In Viktor Mikhailovich Vasnetsov’s Russian Preference (1879) we’re back on slightly firmer ground. This shows the game known as ‘Russian Preference’ or Preferans. According to the grandfather clock at the right it’s just after four o’clock, which could be in the afternoon or the small hours of the morning. Cast natural light in the doorway suggests it’s still daylight outside, though, as these three play cards to while away the time. The cast shadows are also fascinating.

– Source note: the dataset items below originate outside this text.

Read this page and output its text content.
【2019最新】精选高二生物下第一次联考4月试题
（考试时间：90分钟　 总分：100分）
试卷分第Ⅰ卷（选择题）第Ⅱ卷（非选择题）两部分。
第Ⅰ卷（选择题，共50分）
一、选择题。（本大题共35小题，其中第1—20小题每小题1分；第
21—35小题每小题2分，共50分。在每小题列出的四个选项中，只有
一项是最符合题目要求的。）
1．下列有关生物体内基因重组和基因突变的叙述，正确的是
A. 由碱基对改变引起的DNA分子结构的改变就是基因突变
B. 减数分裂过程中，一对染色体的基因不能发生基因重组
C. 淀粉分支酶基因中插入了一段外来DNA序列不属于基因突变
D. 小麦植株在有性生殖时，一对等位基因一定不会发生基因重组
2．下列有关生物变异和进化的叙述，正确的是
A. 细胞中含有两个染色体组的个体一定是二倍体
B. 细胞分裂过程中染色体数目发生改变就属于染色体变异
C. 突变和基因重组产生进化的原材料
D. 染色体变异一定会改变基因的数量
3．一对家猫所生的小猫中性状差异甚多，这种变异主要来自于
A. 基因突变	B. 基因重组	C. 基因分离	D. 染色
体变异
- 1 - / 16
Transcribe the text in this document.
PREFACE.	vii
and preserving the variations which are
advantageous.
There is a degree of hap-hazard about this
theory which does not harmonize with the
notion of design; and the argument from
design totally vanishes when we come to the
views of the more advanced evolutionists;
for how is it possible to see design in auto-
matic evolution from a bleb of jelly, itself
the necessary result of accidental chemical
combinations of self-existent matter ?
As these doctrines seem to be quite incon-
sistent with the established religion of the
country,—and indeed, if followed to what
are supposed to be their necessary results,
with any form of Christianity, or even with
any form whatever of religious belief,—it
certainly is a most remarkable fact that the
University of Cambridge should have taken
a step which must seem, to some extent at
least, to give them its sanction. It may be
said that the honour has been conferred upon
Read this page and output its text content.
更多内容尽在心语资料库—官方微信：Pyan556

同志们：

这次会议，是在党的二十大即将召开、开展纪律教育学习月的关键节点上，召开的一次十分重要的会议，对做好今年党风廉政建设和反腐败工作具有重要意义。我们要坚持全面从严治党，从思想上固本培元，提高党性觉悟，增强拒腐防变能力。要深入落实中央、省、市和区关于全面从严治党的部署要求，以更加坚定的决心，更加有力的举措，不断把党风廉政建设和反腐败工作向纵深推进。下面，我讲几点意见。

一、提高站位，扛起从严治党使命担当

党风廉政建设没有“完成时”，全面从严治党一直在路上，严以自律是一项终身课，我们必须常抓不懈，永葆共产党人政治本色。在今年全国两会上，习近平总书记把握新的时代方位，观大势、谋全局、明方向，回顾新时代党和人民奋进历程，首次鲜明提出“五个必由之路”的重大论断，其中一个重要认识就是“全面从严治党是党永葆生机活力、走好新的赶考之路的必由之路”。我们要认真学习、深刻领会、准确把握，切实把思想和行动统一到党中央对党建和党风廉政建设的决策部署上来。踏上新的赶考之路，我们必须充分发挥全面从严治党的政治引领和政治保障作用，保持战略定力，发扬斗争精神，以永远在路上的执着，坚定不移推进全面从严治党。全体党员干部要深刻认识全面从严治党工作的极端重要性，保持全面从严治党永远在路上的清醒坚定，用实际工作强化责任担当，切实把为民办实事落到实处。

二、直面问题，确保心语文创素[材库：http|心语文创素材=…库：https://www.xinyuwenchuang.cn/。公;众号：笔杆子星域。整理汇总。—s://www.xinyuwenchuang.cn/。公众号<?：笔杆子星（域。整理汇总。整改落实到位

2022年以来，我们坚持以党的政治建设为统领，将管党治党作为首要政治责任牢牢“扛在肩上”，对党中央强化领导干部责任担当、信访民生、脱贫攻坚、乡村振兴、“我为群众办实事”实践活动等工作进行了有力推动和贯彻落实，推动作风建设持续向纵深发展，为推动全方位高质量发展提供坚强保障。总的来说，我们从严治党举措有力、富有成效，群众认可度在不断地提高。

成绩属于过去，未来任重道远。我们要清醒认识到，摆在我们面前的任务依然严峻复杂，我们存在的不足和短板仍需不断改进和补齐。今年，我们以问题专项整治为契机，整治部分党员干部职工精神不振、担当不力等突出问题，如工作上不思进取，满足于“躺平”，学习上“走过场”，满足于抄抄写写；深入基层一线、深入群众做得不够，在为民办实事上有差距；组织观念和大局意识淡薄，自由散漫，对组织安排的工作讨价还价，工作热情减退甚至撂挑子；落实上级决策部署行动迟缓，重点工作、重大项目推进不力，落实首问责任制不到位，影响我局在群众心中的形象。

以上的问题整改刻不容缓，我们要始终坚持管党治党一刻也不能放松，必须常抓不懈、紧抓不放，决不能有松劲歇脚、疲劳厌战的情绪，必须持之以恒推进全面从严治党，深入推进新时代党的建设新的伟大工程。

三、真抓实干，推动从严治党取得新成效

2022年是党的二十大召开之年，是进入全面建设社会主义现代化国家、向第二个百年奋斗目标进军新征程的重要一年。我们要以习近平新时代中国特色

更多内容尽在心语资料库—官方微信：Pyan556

You might still strike gold, though.

Beata Beatrix c.1864-70 by Dante Gabriel Rossetti 1828-1882
Dante Gabriel Rossetti (1828–1882), Beata Beatrix (c 1864–70), oil on canvas, 86.4 x 66 cm, The Tate Gallery (Presented by Georgiana, Baroness Mount-Temple in memory of her husband, Francis, Baron Mount-Temple 1889), London. Photographic Rights © Tate 2018, CC-BY-NC-ND 3.0 (Unported), https://www.tate.org.uk/art/artworks/rossetti-beata-beatrix-n01279

Dante Gabriel Rossetti’s Beata Beatrix, from about 1864-70, is one of a few major paintings including a sundial. Here the artist uses it to help locate this image to the city of Florence, with the Ponte Vecchio in the background, at nine o’clock in the morning, the moment of death of its subject, Beatrice Portinari.